The Student Resistance Handbook
THE STUDENT RESISTANCE HANDBOOK
Are you in Elementary School, Middle School, or High School?
Do you hate every minute of being in school and resent being forced to go?
Do you want to fight back against the system?

About the Author!
The Student Resistance Handbook provides information on how to undermine the operation of public schools. The public school system breeds helplessness by depriving students of control over their lives.
Cevin Soling is a writer, documentary filmmaker, and academic scholar. He has graduate degrees from Harvard University in English and Education and is pursuing two more degrees at Harvard in Journalism and Public Policy. Soling produced and directed the first theatrically released documentary on education, The War on Kids, which shows how American public schools have become modeled after prisons in response to fear and a burgeoning intolerance of youth.
Soling’s films have won many awards and received accolades from The New York Times, Variety, The Huffington Post and numerous other media outlets. He has been a featured guest on The Colbert Report, The Dr. Nancy Show, The Kennedy Show, The Joey Reynolds Show, The Leonard Lopate Show, and many other broadcasts. His articles have appeared in The Atlantic, Forbes, Wired, Healthy Living, MindShift, and other outlets and he had delivered a TEDx Talk on the harms caused by the public school system.

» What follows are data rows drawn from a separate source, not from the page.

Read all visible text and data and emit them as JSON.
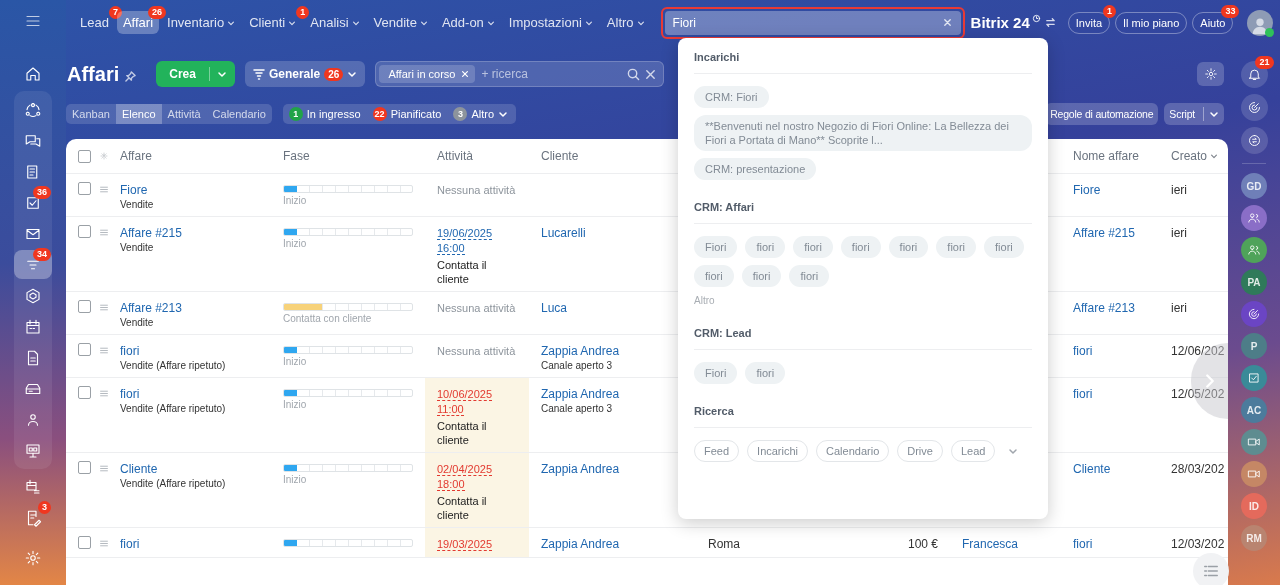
{
  "topbar": {
    "nav": [
      {
        "label": "Lead",
        "badge": "7",
        "selected": false,
        "dropdown": false
      },
      {
        "label": "Affari",
        "badge": "26",
        "selected": true,
        "dropdown": false
      },
      {
        "label": "Inventario",
        "selected": false,
        "dropdown": true
      },
      {
        "label": "Clienti",
        "badge": "1",
        "selected": false,
        "dropdown": true
      },
      {
        "label": "Analisi",
        "selected": false,
        "dropdown": true
      },
      {
        "label": "Vendite",
        "selected": false,
        "dropdown": true
      },
      {
        "label": "Add-on",
        "selected": false,
        "dropdown": true
      },
      {
        "label": "Impostazioni",
        "selected": false,
        "dropdown": true
      },
      {
        "label": "Altro",
        "selected": false,
        "dropdown": true
      }
    ],
    "search": {
      "value": "Fiori",
      "highlighted": true
    },
    "logo": {
      "name": "Bitrix",
      "number": "24"
    },
    "buttons": [
      {
        "label": "Invita",
        "badge": "1"
      },
      {
        "label": "Il mio piano"
      },
      {
        "label": "Aiuto",
        "badge": "33"
      }
    ]
  },
  "sidebar": {
    "home": {
      "kind": "home",
      "selected": false
    },
    "group": [
      {
        "kind": "network",
        "selected": false
      },
      {
        "kind": "chat",
        "selected": false
      },
      {
        "kind": "news",
        "selected": false
      },
      {
        "kind": "task",
        "badge": "36",
        "selected": false
      },
      {
        "kind": "mail",
        "selected": false
      },
      {
        "kind": "funnel",
        "badge": "34",
        "selected": true
      },
      {
        "kind": "hexagon",
        "selected": false
      },
      {
        "kind": "calendar",
        "selected": false
      },
      {
        "kind": "document",
        "selected": false
      },
      {
        "kind": "drive",
        "selected": false
      },
      {
        "kind": "people",
        "selected": false
      },
      {
        "kind": "board",
        "selected": false
      }
    ],
    "rest": [
      {
        "kind": "calendar-list",
        "selected": false
      },
      {
        "kind": "edit",
        "badge": "3",
        "selected": false
      }
    ],
    "settings": {
      "kind": "gear",
      "selected": false
    }
  },
  "header": {
    "title": "Affari",
    "create": "Crea",
    "filter": {
      "label": "Generale",
      "badge": "26"
    },
    "search": {
      "chips": [
        "Affari in corso"
      ],
      "placeholder": "+ ricerca"
    },
    "views": [
      {
        "label": "Kanban",
        "selected": false
      },
      {
        "label": "Elenco",
        "selected": true
      },
      {
        "label": "Attività",
        "selected": false
      },
      {
        "label": "Calendario",
        "selected": false
      }
    ],
    "counters": [
      {
        "count": "1",
        "label": "In ingresso",
        "color": "#21a348",
        "dropdown": false
      },
      {
        "count": "22",
        "label": "Pianificato",
        "color": "#f0371f",
        "dropdown": false
      },
      {
        "count": "3",
        "label": "Altro",
        "color": "#8d949c",
        "dropdown": true
      }
    ],
    "automation": "Regole di automazione",
    "script": "Script"
  },
  "table": {
    "select_all": {
      "checked": false
    },
    "headers": {
      "deal": "Affare",
      "stage": "Fase",
      "activity": "Attività",
      "client": "Cliente",
      "deal_name": "Nome affare",
      "created": "Creato"
    },
    "rows": [
      {
        "checked": false,
        "name": "Fiore",
        "pipeline": "Vendite",
        "stage": {
          "level": 0.1,
          "label": "Inizio",
          "color": "#2fa7f0"
        },
        "activity": {
          "kind": "none",
          "text": "Nessuna attività"
        },
        "deal_name": "Fiore",
        "created": "ieri"
      },
      {
        "checked": false,
        "name": "Affare #215",
        "pipeline": "Vendite",
        "stage": {
          "level": 0.1,
          "label": "Inizio",
          "color": "#2fa7f0"
        },
        "activity": {
          "kind": "scheduled",
          "date": "19/06/2025",
          "time": "16:00",
          "text": "Contatta il cliente",
          "overdue": false
        },
        "client": "Lucarelli",
        "deal_name": "Affare #215",
        "created": "ieri"
      },
      {
        "checked": false,
        "name": "Affare #213",
        "pipeline": "Vendite",
        "stage": {
          "level": 0.3,
          "label": "Contatta con cliente",
          "color": "#f7d27a"
        },
        "activity": {
          "kind": "none",
          "text": "Nessuna attività"
        },
        "client": "Luca",
        "deal_name": "Affare #213",
        "created": "ieri"
      },
      {
        "name": "fiori",
        "pipeline": "Vendite (Affare ripetuto)",
        "stage": {
          "level": 0.1,
          "label": "Inizio",
          "color": "#2fa7f0"
        },
        "activity": {
          "kind": "none",
          "text": "Nessuna attività"
        },
        "checked": false,
        "client": "Zappia Andrea",
        "client_sub": "Canale aperto 3",
        "deal_name": "fiori",
        "created": "12/06/202"
      },
      {
        "name": "fiori",
        "pipeline": "Vendite (Affare ripetuto)",
        "stage": {
          "level": 0.1,
          "label": "Inizio",
          "color": "#2fa7f0"
        },
        "activity": {
          "kind": "scheduled",
          "date": "10/06/2025",
          "time": "11:00",
          "text": "Contatta il cliente",
          "overdue": true
        },
        "checked": false,
        "client": "Zappia Andrea",
        "client_sub": "Canale aperto 3",
        "deal_name": "fiori",
        "created": "12/05/202"
      },
      {
        "checked": false,
        "name": "Cliente",
        "pipeline": "Vendite (Affare ripetuto)",
        "stage": {
          "level": 0.1,
          "label": "Inizio",
          "color": "#2fa7f0"
        },
        "activity": {
          "kind": "scheduled",
          "date": "02/04/2025",
          "time": "18:00",
          "text": "Contatta il cliente",
          "overdue": true
        },
        "client": "Zappia Andrea",
        "deal_name": "Cliente",
        "created": "28/03/202"
      },
      {
        "checked": false,
        "name": "fiori",
        "stage": {
          "level": 0.1,
          "color": "#2fa7f0"
        },
        "activity": {
          "kind": "scheduled",
          "date": "19/03/2025",
          "overdue": true
        },
        "client": "Zappia Andrea",
        "column_5": "Roma",
        "column_6": "100 €",
        "column_7": "Francesca",
        "deal_name": "fiori",
        "created": "12/03/202"
      }
    ]
  },
  "dropdown": {
    "sections": [
      {
        "title": "Incarichi",
        "kind": "stacked",
        "items": [
          "CRM: Fiori",
          "**Benvenuti nel nostro Negozio di Fiori Online: La Bellezza dei Fiori a Portata di Mano** Scoprite l...",
          "CRM: presentazione"
        ]
      },
      {
        "title": "CRM: Affari",
        "kind": "inline",
        "items": [
          "Fiori",
          "fiori",
          "fiori",
          "fiori",
          "fiori",
          "fiori",
          "fiori",
          "fiori",
          "fiori",
          "fiori"
        ],
        "more": "Altro"
      },
      {
        "title": "CRM: Lead",
        "kind": "inline",
        "items": [
          "Fiori",
          "fiori"
        ]
      },
      {
        "title": "Ricerca",
        "kind": "outline",
        "items": [
          "Feed",
          "Incarichi",
          "Calendario",
          "Drive",
          "Lead"
        ]
      }
    ]
  },
  "rightbar": {
    "bell": {
      "badge": "21"
    },
    "tools": [
      {
        "kind": "target"
      },
      {
        "kind": "chat-swap"
      }
    ],
    "contacts": [
      {
        "kind": "initials",
        "text": "GD",
        "color": "#6f7fb8"
      },
      {
        "kind": "group",
        "color": "#8a6ec7"
      },
      {
        "kind": "group",
        "color": "#4fa35a"
      },
      {
        "kind": "initials",
        "text": "PA",
        "color": "#2f7a5a"
      },
      {
        "kind": "target",
        "color": "#6b45c4"
      },
      {
        "kind": "initials",
        "text": "P",
        "color": "#4d7d88"
      },
      {
        "kind": "task",
        "color": "#3a8a98"
      },
      {
        "kind": "initials",
        "text": "AC",
        "color": "#4c7b9c"
      },
      {
        "kind": "video",
        "color": "#5e8c90"
      },
      {
        "kind": "video",
        "color": "#c58765"
      },
      {
        "kind": "initials",
        "text": "ID",
        "color": "#e46a5c"
      },
      {
        "kind": "initials",
        "text": "RM",
        "color": "#b98470"
      }
    ]
  }
}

Stop being victimized by the school system and learn how to fight back.
The Student Resistance Handbook is written for revolutionaries of all ages who want to learn techniques that students can use to destabilize the American public education system.

Table Of Contents
Introduction
What are Your Demands?
The Mission
Why Resist?
Who is the Enemy?
Bad Arguments in Defense of Schooling
Tactics
Public Statements
Symbolic Displays
Systemic Disruption
Resistance and Non-Cooperation
Overload the System
Targeting Individuals
Handling Punishment
CIA Strategies
Tools and Resources
FAQ's
Schools are factories of human rights violations. If students were deemed to be “enemy combatants,” conditions at schools would be considered war crimes in violation of ten different Articles of the Third Geneva Convention which govern discipline, labor demands, personal effects, general health and well-being, diet, and exposure to humiliation. They are ineffective at teaching literacy as documented by the Department of Education. They fail to impart work skills, and they fail to create citizens who understand democratic values. They do succeed at instilling depression, anxiety, stress, aggression, and learned helplessness.
Children learn very little in school that is constructive as the Department of Education studies clearly show. Many of those who demonstrate proficiency learned those skills at home. The flawed assumption many people make is that because most kids hate school, they hate learning. There is no connection between hating being in an abusive environment where your thoughts and actions are controlled that you are forcibly confined and learning. All people are born with a desire for knowledge. School subvert that impulse by conditioning people to associate learning with suffering.
Are students required by law to attend where there are subjected to an autocratic hierarchy with them at the bottom, and inflexible regimen that governs where they must be and what they may think, and forces to associate with people they don’t like? Given that defines all public schools, the answer is yes. In addition, the so-called better schools appear to have higher suicide rates. Given that 1 in 12 students, on average, attempt suicide, the notion what one considers to be a “good school” should be called into question.
In order to survive in a classroom, the very first lesson every teacher must impart is obedience to authority. The teacher may mean well, but all of that is immediately undermined by the structure of schooling so they have no choice but to engage in abusive behavior. Their primary mission is to suppress dissent. Their second mission is to adhere to a rigid curriculum and evaluate students accordingly. This means that the second lesson students learn is that they will never be able to pursue their own interests. Combined, these feature and others present a violent assault on students’ capacity for empathy and creativity. Not only do schools promote mental illness, they make children, on the whole, into objectively worse people whose capacity for insight and concern for others is diminished by the schooling experience. Teachers might mean well, but by participating in this process, even with the best intentions, they are implicated.
School administratorsand resource officers arrest or physically beat children for being disrespectful, for not responding quickly enough to orders, or for spilling food. None of these are crimes and yet students are assaulted and/or handcuffed and charged as though they were. Schools have tremendous free reign to engage in heinous abuse without any legitimate justification. Of course, students can get in trouble for just about anything if a teacher or administrator does not like them or is simply indifferent.
Students are forced against their will to be confined to an autocratic environment where they are almost completely powerless. Even if students don’t take any action, just knowing that they can take steps to undermine the system provides a great deal of consolation that can help them cope with the stress of the environment. Optimally, the concept of exploiting the internal contradictions of the system will catch on and spread such that the model that is founded on social efficiency is no longer tenable and students succeed in taking down the system so they can pursue their interests and get a real education.